For fixed-route service, the hourly rate will climb to $59.85 from $55.12 per bus. For Para-Transit, it will rise to $30.80 per trip from $20.45, officials said.
Higher fuel and labor costs are the main culprits, Ambrose said.
At the county transportation board meeting Tuesday night, Driscoll said his firm was gearing up for a maximum effort to produce a smooth transition, though a few vacancies for drivers still exist.
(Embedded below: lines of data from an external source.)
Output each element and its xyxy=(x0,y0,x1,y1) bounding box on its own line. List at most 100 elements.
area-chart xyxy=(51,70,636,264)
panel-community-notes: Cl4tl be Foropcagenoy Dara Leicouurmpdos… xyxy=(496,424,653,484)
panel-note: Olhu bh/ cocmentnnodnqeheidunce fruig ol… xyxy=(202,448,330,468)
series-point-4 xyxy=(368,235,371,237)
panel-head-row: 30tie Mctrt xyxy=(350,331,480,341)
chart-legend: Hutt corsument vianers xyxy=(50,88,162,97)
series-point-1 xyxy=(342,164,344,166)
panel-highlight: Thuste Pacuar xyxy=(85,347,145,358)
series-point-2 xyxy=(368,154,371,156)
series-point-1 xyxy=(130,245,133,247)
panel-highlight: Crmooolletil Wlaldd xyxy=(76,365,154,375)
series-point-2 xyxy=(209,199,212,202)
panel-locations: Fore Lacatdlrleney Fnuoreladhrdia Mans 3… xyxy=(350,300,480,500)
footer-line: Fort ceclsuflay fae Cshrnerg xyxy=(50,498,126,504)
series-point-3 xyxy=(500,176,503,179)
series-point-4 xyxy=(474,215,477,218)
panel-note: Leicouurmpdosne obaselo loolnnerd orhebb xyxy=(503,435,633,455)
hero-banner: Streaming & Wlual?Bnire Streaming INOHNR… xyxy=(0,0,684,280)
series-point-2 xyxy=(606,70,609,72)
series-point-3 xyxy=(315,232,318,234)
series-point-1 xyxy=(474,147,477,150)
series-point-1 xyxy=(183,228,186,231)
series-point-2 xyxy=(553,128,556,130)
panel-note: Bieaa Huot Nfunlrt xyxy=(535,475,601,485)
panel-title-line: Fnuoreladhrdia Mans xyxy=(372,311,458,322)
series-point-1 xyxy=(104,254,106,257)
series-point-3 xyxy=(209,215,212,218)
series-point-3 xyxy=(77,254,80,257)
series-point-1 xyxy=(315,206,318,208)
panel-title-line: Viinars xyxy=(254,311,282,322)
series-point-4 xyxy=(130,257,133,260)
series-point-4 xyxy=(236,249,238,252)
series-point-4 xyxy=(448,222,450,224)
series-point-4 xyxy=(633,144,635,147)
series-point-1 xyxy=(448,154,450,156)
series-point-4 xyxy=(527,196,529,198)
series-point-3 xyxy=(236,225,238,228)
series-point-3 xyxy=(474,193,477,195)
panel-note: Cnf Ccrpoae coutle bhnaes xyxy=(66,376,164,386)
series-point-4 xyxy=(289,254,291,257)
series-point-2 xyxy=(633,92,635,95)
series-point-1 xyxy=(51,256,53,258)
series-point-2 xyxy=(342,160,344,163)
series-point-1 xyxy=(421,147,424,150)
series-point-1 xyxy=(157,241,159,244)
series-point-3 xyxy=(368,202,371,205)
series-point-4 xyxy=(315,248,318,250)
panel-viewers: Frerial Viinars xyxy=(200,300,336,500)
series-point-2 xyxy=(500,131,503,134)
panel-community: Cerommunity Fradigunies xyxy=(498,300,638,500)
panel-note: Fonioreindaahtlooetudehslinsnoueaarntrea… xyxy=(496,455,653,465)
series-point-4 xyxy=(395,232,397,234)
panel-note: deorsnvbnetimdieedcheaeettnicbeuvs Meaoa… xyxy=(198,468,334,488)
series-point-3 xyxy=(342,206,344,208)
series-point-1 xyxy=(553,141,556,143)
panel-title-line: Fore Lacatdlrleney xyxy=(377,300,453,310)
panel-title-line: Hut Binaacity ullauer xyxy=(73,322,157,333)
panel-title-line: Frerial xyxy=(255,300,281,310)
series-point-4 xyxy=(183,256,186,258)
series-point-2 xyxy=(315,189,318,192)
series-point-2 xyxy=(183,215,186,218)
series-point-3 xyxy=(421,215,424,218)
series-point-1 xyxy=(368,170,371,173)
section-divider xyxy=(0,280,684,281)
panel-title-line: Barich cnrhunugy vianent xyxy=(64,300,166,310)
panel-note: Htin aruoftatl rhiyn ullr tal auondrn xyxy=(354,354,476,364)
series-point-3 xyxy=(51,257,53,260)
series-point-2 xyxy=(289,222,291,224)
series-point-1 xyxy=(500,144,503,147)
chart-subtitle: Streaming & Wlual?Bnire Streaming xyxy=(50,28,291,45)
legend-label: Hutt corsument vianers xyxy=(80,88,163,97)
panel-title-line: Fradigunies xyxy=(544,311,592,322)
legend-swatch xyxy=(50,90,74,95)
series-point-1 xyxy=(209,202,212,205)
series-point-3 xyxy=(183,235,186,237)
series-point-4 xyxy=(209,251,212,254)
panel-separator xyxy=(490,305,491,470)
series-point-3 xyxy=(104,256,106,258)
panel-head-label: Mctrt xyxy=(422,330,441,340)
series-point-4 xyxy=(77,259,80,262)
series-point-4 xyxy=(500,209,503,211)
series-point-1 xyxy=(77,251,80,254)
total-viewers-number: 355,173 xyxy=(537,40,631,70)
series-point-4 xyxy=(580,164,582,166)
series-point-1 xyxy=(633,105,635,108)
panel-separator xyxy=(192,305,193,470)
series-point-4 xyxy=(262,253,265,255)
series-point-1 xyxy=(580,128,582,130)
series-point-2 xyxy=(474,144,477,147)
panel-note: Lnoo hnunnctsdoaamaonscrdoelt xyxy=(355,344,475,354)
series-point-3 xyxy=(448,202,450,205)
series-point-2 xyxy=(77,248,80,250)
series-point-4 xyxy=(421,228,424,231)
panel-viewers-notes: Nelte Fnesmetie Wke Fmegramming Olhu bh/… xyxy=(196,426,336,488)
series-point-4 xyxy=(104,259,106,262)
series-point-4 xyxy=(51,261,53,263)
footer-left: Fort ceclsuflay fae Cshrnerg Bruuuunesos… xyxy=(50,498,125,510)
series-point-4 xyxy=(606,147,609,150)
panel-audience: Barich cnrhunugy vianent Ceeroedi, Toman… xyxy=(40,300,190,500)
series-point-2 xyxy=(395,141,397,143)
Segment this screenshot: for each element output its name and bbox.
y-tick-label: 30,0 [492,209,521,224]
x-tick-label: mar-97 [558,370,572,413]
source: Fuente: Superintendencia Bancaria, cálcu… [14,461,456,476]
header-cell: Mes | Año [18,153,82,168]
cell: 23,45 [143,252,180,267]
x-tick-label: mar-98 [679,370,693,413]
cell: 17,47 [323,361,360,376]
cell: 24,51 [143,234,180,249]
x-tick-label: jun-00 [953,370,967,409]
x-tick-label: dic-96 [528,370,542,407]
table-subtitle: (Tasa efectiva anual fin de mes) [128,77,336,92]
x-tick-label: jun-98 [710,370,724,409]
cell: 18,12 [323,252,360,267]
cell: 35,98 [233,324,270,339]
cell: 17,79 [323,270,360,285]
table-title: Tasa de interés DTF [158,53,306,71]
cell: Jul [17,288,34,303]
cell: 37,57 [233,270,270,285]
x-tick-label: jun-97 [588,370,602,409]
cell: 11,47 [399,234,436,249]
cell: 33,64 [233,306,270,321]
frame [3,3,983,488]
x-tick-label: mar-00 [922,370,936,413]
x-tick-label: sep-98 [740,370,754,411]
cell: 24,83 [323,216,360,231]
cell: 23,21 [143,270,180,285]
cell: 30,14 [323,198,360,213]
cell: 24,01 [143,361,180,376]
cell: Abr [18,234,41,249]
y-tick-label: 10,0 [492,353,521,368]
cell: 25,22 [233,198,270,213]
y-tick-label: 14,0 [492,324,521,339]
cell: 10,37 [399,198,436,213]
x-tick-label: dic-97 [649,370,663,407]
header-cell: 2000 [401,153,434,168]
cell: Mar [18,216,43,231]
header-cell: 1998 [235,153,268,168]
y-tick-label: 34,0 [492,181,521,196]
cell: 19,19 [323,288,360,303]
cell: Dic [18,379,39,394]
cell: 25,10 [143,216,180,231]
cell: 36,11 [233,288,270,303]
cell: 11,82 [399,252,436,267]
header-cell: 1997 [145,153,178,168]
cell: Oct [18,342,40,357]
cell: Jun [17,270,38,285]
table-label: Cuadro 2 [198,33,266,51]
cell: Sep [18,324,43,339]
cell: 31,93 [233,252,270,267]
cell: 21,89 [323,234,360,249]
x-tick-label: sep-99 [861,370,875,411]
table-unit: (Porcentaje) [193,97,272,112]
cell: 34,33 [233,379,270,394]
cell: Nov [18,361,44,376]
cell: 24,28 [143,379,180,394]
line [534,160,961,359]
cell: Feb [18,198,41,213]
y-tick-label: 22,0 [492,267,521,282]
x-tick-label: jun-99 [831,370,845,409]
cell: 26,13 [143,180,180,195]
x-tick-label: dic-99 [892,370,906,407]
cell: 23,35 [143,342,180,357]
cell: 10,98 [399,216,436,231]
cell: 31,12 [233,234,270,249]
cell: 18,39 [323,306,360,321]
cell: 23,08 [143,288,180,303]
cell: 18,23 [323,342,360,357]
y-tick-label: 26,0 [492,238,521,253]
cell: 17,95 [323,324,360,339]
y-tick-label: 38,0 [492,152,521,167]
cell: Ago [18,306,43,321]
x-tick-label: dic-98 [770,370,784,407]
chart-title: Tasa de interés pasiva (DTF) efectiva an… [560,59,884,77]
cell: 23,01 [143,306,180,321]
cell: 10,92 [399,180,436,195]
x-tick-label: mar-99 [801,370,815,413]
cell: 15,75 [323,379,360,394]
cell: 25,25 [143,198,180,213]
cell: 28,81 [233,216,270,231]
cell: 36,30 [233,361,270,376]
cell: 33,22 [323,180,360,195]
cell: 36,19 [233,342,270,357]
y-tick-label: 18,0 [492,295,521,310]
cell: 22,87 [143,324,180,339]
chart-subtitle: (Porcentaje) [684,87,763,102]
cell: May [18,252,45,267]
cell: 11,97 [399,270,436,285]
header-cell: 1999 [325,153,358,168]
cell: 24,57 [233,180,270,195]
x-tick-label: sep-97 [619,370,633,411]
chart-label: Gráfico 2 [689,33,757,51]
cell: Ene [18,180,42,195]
Because of the change in operators, drivers who left Veolia over the past month have been hard to replace.
"We're very, very passionate about what we do," Driscoll told board members, noting that the area is a "very competitive" market for finding qualified drivers.
Driscoll, who said he has worked on transit systems in California, overseas as a private consultant and more recently in Kentucky, said his firm was impressed with the good mechanical condition of the system's buses after an inspection June 10.
Driscoll said he and his wife are moving to Savage.
Dick Kirchner, president of Transportation Advocates, a private citizens group interested in promoting mass transit, said at the meeting that he had heard numerous reports, particularly from senior citizens, that service has deteriorated over the past month.
Ambrose replied that Veolia will be assessed financial penalties for whatever shortcomings in service come to light.
Howard County anticipated higher costs for the system and budgeted for an operating rate increase, so the fares for riders will not rise, Ambrose said.
First Transit operates 150 transit systems in 42 states and has leased space in Laurel, in Prince George's County, to store and maintain the Howard buses.
Ambrose said riders who encounter interruptions in service should call 800-270-9553 between 6 a.m. and 7 p.m.